Written by: Muriuki Lazaro, AMB Crypto
INK Finance is a treasury management and workspace infrastructure protocol deployed on Polygon, focused on DeFi, which recently faced a severe authorization vulnerability attack.
The attackers exploited weak links in the platform's treasury validation logic, ultimately stealing approximately $140,000 in funds.
The key to this attack was that a forged claimer contract successfully impersonated an approved whitelisted entity within the treasury system.
Due to this bypass, the attackers were able to pass qualification checks and trigger an "authorized" treasury transfer without being immediately restricted.
At the same time, the attackers accelerated the execution of the exploit by utilizing a flash loan of approximately $25,000 from Balancer V2 routed through Railgun to Polygon.
This flow of funds also highlights that as the interconnectivity of DeFi infrastructures deepens, the interconnectedness between liquidity systems is increasing the efficiency of attack execution.
Reports indicate that the attackers did not target high-level encryption layers, but instead exploited operational trust assumptions surrounding whitelisted permissions, reinforcing concerns about weak authorization design in treasury architectures.
Treasury Authorization Systems Are Becoming a Weak Link in DeFi
This treasury vulnerability incident reflects a broader change in the attack surface of DeFi: as infrastructure complexity rises, attackers are no longer just focusing on liquidity pools or pricing systems but are increasingly targeting high-authority treasury authorization layers that control protocol reserve funds.
The incident with INK Finance also illustrates that attackers are targeting treasury authorization systems in a low-cost, high-precision manner.
This trend indicates that modern attack methods are placing greater emphasis on privilege escalation rather than merely broader liquidity manipulation.

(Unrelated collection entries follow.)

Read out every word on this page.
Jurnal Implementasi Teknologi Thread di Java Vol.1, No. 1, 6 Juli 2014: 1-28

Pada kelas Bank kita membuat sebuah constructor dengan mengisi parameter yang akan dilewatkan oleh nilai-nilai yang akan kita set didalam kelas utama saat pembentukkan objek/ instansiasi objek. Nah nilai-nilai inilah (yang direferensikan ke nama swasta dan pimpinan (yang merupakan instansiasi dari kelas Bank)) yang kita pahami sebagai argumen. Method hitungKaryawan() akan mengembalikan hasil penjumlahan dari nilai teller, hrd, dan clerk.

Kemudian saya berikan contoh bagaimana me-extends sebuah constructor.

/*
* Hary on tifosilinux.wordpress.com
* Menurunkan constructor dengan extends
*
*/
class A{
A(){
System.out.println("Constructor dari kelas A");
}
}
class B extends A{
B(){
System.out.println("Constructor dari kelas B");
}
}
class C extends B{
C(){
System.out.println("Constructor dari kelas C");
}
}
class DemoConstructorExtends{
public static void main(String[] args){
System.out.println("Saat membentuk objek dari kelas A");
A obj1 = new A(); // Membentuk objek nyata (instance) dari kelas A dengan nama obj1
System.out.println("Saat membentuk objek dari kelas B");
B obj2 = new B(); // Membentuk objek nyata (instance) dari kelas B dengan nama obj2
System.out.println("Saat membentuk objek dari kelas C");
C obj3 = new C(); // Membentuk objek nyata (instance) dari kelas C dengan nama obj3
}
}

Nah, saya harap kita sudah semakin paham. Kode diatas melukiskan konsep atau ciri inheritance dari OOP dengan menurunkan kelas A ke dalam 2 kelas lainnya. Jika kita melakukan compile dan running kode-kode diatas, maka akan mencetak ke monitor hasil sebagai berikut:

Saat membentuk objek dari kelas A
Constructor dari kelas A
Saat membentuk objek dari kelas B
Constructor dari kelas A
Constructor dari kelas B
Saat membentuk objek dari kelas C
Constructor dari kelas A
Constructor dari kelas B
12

Meanwhile, similar whitelisting and access control incidents have been continuously increasing in the DAO treasury systems of 2026, repeatedly exposing the weaknesses in operational verification during the expansion of DeFi infrastructure.
However, these persistent authorization flaws also indicate that decentralized finance is still lagging behind in operational security maturity relative to the growth rate of its infrastructure and capital size.

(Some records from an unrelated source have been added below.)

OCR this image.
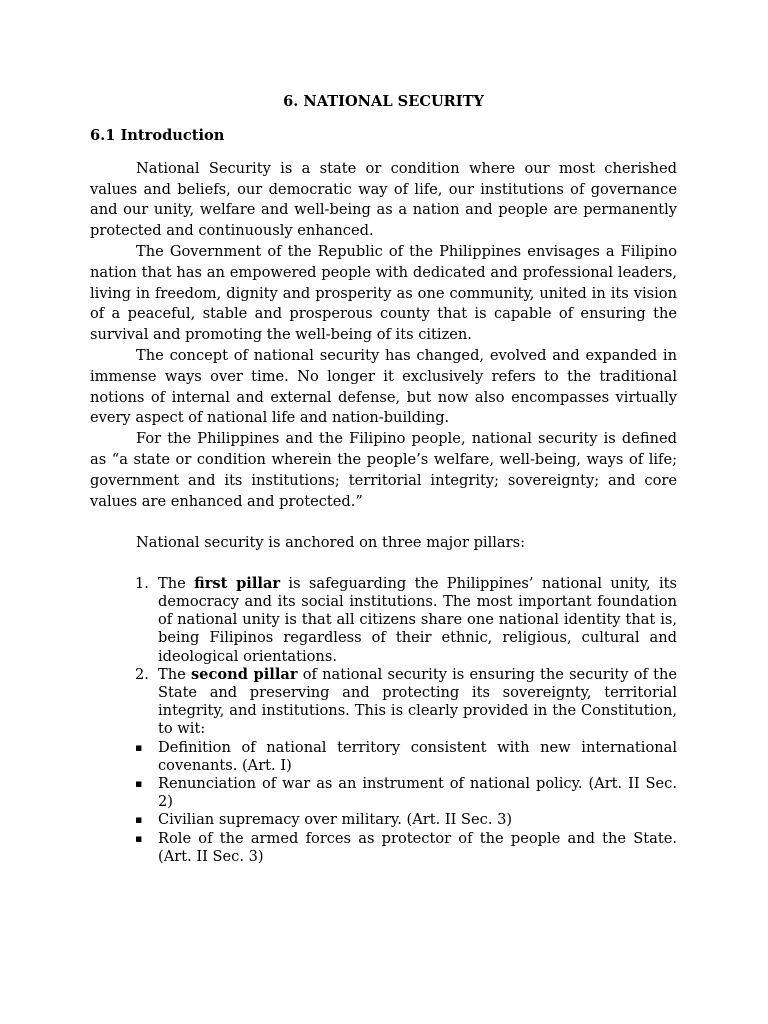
6. NATIONAL SECURITY

6.1 Introduction

National Security is a state or condition where our most cherished values and beliefs, our democratic way of life, our institutions of governance and our unity, welfare and well-being as a nation and people are permanently protected and continuously enhanced.

The Government of the Republic of the Philippines envisages a Filipino nation that has an empowered people with dedicated and professional leaders, living in freedom, dignity and prosperity as one community, united in its vision of a peaceful, stable and prosperous county that is capable of ensuring the survival and promoting the well-being of its citizen.

The concept of national security has changed, evolved and expanded in immense ways over time. No longer it exclusively refers to the traditional notions of internal and external defense, but now also encompasses virtually every aspect of national life and nation-building.

For the Philippines and the Filipino people, national security is defined as “a state or condition wherein the people’s welfare, well-being, ways of life; government and its institutions; territorial integrity; sovereignty; and core values are enhanced and protected.”

National security is anchored on three major pillars:

1. The first pillar is safeguarding the Philippines’ national unity, its democracy and its social institutions. The most important foundation of national unity is that all citizens share one national identity that is, being Filipinos regardless of their ethnic, religious, cultural and ideological orientations.
2. The second pillar of national security is ensuring the security of the State and preserving and protecting its sovereignty, territorial integrity, and institutions. This is clearly provided in the Constitution, to wit:
▪ Definition of national territory consistent with new international covenants. (Art. I)
▪ Renunciation of war as an instrument of national policy. (Art. II Sec. 2)
▪ Civilian supremacy over military. (Art. II Sec. 3)
▪ Role of the armed forces as protector of the people and the State. (Art. II Sec. 3)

Small-Scale Attacks Are Eroding Confidence in DeFi
Increasingly frequent attacks targeting treasury authorizations are gradually undermining market confidence in DeFi infrastructure as a whole.
Although the loss amount for INK Finance is relatively not particularly large, this incident quickly appeared in security dashboards and on-chain monitoring systems.

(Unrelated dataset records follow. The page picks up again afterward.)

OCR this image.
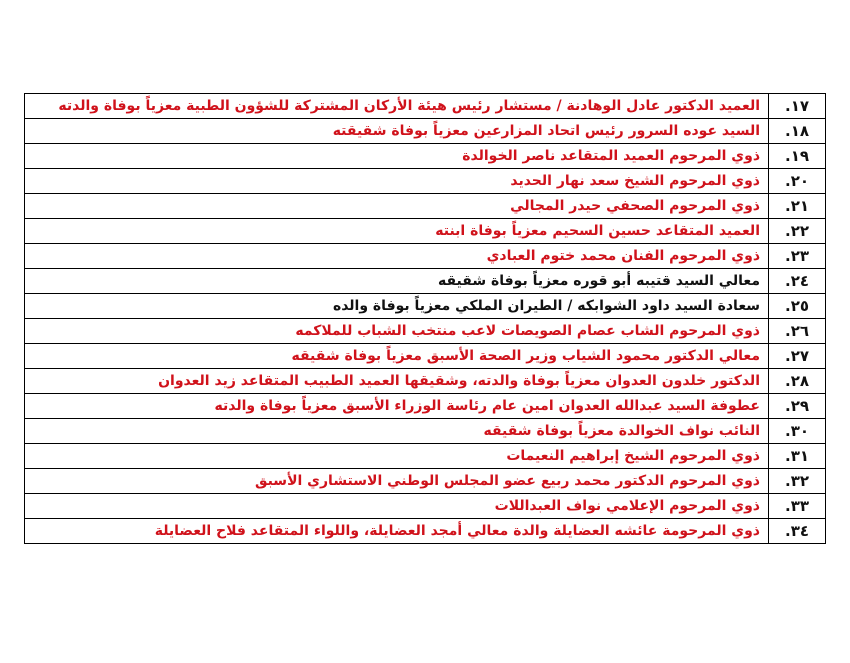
١٧.	العميد الدكتور عادل الوهادنة / مستشار رئيس هيئة الأركان المشتركة للشؤون الطبية معزياً بوفاة والدته
١٨.	السيد عوده السرور رئيس اتحاد المزارعين معزياً بوفاة شقيقته
١٩.	ذوي المرحوم العميد المتقاعد ناصر الخوالدة
٢٠.	ذوي المرحوم الشيخ سعد نهار الحديد
٢١.	ذوي المرحوم الصحفي حيدر المجالي
٢٢.	العميد المتقاعد حسين السحيم معزياً بوفاة ابنته
٢٣.	ذوي المرحوم الفنان محمد ختوم العبادي
٢٤.	معالي السيد قتيبه أبو قوره معزياً بوفاة شقيقه
٢٥.	سعادة السيد داود الشوابكه / الطيران الملكي معزياً بوفاة والده
٢٦.	ذوي المرحوم الشاب عصام الصويصات لاعب منتخب الشباب للملاكمه
٢٧.	معالي الدكتور محمود الشياب وزير الصحة الأسبق معزياً بوفاة شقيقه
٢٨.	الدكتور خلدون العدوان معزياً بوفاة والدته، وشقيقها العميد الطبيب المتقاعد زيد العدوان
٢٩.	عطوفة السيد عبدالله العدوان امين عام رئاسة الوزراء الأسبق معزياً بوفاة والدته
٣٠.	النائب نواف الخوالدة معزياً بوفاة شقيقه
٣١.	ذوي المرحوم الشيخ إبراهيم النعيمات
٣٢.	ذوي المرحوم الدكتور محمد ربيع عضو المجلس الوطني الاستشاري الأسبق
٣٣.	ذوي المرحوم الإعلامي نواف العبداللات
٣٤.	ذوي المرحومة عائشه العضايلة والدة معالي أمجد العضايلة، واللواء المتقاعد فلاح العضايلة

This visibility is important because users often perceive repeatedly occurring small-scale security incidents as a signal that the underlying infrastructure of the ecosystem remains fragile.
Reports also mention similar incidents involving SmartCredit, Sharwa, and Quant, which continuously reinforce external concerns about weak operational security discipline.
This incident demonstrates that even if direct economic losses are limited, small-scale attacks can still have a disproportionate market impact since ongoing authorization failures gradually undermine user confidence, slow down capital deployment, and increase risk awareness across the interconnected system.
However, many of these vulnerabilities still stem from avoidable permission configuration issues rather than extremely complex technical failures.
In simple terms, operational security maturity still lags behind the development of infrastructure complexity.
Brief Summary
- INK Finance lost approximately $140,000 due to attackers bypassing whitelist verification through a forged claimer contract.
- The recurring small-scale authorization attacks in DeFi are continuously undermining user trust in the industry's infrastructure.